@jack phil,

Perhaps Quine doesn't consider your rules rules of passage per se in that what you end up with isn't an equivalence with a (possibly different) quantifier that has passed inside--it's not a simple rule that just involves merely "passing" the quantifier inside and then maybe changing the quantifier (while leaving the logical operator alone). It is a very well-known theorem that every first-order formula (even equivalences) is equivalent to one in prenex normal form; as for the reverse direction, well, I have seen less arguments needing to go that direction. I must admit your rule (2)

Quote:2. Ex(Fx <-> p) <-> ((AxFx -> p) & (p -> ExFx)).

though right is not something I recall seeing or thinking about before; it is interesting enough that perhaps it should be taught more. If one were interested in a formula with no quantifier binding more than one instance of a variable, and wanted to get an equivalent formula with all the quantifiers pushed in next to the function symbol involving that variable, your rules would be useful, showing the method would work even with formulas involving equivalences.

Let "<" denote "entails" (or implication if you don't know the difference), "\x/" denote "exists an x" and "/x\" denote "for all x". An interesting observation about the prenex rules (the phrase "rules of passage" annoys me) for implication concerns B -> \x/ C < \x/ (B -> C) and /x\ B -> C < \x/(B -> C). Breaking the implication prenex rules into their eight separate parts, these two parts are the only difficult ones to prove (assuming reasonable axioms of logic chosen to make the axioms of logic analogous to the natural ones of a lattice), requiring one to consider exactly what truth values there are, and yet they are the only parts that hold regardless of what formulas are substituted for B and C--no need to worry in these two parts about what variables are free where, etc.

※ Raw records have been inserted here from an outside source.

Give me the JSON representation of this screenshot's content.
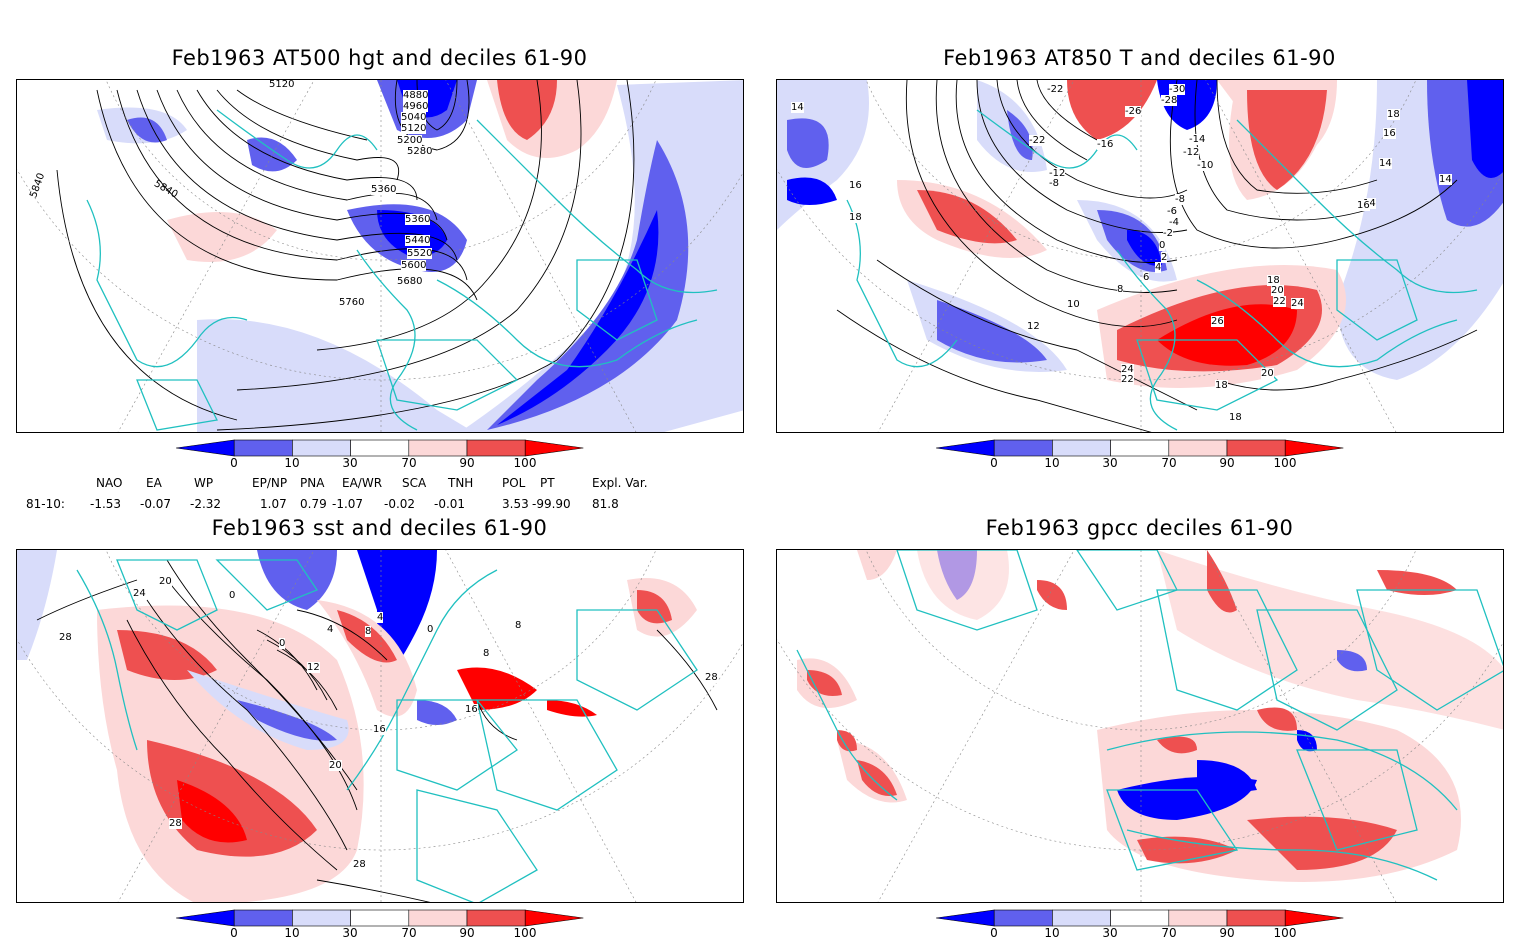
{
  "panels": [
    {
      "title": "Feb1963 AT500 hgt and deciles 61-90",
      "contour_labels": [
        "5120",
        "4880",
        "4960",
        "5040",
        "5120",
        "5200",
        "5280",
        "5360",
        "5360",
        "5440",
        "5520",
        "5600",
        "5680",
        "5760",
        "5840",
        "5840"
      ]
    },
    {
      "title": "Feb1963 AT850 T and deciles 61-90",
      "contour_labels": [
        "-22",
        "-30",
        "-28",
        "-26",
        "-22",
        "-12",
        "-8",
        "-16",
        "-14",
        "-12",
        "-10",
        "-8",
        "-6",
        "-4",
        "-2",
        "0",
        "2",
        "4",
        "6",
        "8",
        "10",
        "12",
        "14",
        "14",
        "14",
        "14",
        "16",
        "16",
        "18",
        "18",
        "16",
        "18",
        "20",
        "22",
        "24",
        "26",
        "24",
        "22",
        "20",
        "18",
        "18"
      ]
    },
    {
      "title": "Feb1963 sst and deciles 61-90",
      "contour_labels": [
        "24",
        "20",
        "0",
        "28",
        "0",
        "4",
        "8",
        "4",
        "0",
        "12",
        "16",
        "20",
        "28",
        "16",
        "8",
        "8",
        "28",
        "28"
      ]
    },
    {
      "title": "Feb1963 gpcc deciles 61-90",
      "contour_labels": []
    }
  ],
  "colorbar": {
    "labels": [
      "0",
      "10",
      "30",
      "70",
      "90",
      "100"
    ],
    "colors": [
      "#0000ff",
      "#6060ee",
      "#d8dcfa",
      "#ffffff",
      "#fcd8d8",
      "#ee5050",
      "#ff0000"
    ]
  },
  "indices": {
    "headers": [
      "NAO",
      "EA",
      "WP",
      "EP/NP",
      "PNA",
      "EA/WR",
      "SCA",
      "TNH",
      "POL",
      "PT",
      "Expl. Var."
    ],
    "row_label": "81-10:",
    "values": [
      "-1.53",
      "-0.07",
      "-2.32",
      "1.07",
      "0.79",
      "-1.07",
      "-0.02",
      "-0.01",
      "3.53",
      "-99.90",
      "81.8"
    ]
  },
  "colors": {
    "coast": "#20c0c0",
    "contour": "#000000"
  }
}
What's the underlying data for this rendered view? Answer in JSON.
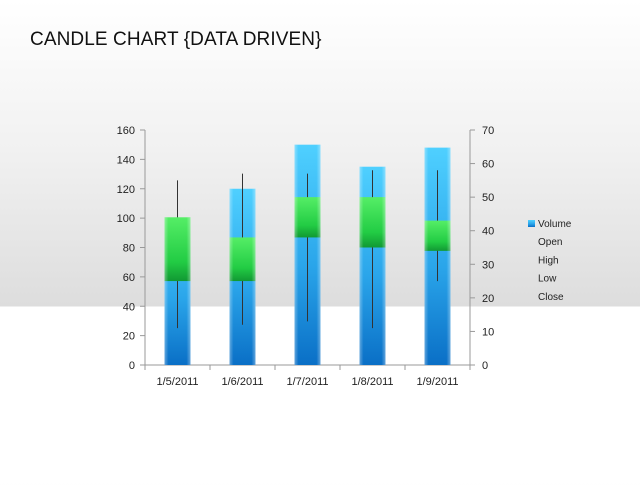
{
  "slide": {
    "title": "CANDLE CHART {DATA DRIVEN}"
  },
  "chart_data": {
    "type": "bar",
    "title": "",
    "categories": [
      "1/5/2011",
      "1/6/2011",
      "1/7/2011",
      "1/8/2011",
      "1/9/2011"
    ],
    "y_left": {
      "min": 0,
      "max": 160,
      "ticks": [
        "0",
        "20",
        "40",
        "60",
        "80",
        "100",
        "120",
        "140",
        "160"
      ]
    },
    "y_right": {
      "min": 0,
      "max": 70,
      "ticks": [
        "0",
        "10",
        "20",
        "30",
        "40",
        "50",
        "60",
        "70"
      ]
    },
    "series": [
      {
        "name": "Volume",
        "axis": "left",
        "values": [
          100,
          120,
          150,
          135,
          148
        ]
      },
      {
        "name": "Open",
        "axis": "right",
        "values": [
          25,
          25,
          38,
          35,
          34
        ]
      },
      {
        "name": "High",
        "axis": "right",
        "values": [
          55,
          57,
          57,
          58,
          58
        ]
      },
      {
        "name": "Low",
        "axis": "right",
        "values": [
          11,
          12,
          13,
          11,
          25
        ]
      },
      {
        "name": "Close",
        "axis": "right",
        "values": [
          44,
          38,
          50,
          50,
          43
        ]
      }
    ],
    "legend": [
      "Volume",
      "Open",
      "High",
      "Low",
      "Close"
    ],
    "legend_position": "right",
    "grid": false,
    "colors": {
      "volume": "#2aa0e8",
      "up_candle": "#33dd55",
      "down_candle": "#ffd400",
      "wick": "#333333",
      "axis": "#999999"
    }
  }
}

Since the forward part of your rule (2) is trivial, what you did that was interesting (the backwards direction of your rule (2)) was to combine the two interesting parts of the prenex rules for implication into one rule; but maybe it isn't so great after all since unlike the two interesting parts, it really needs p to not involve x. E.g., if Fx is x = 0, then changing p to ~ x = 0 makes rule fail.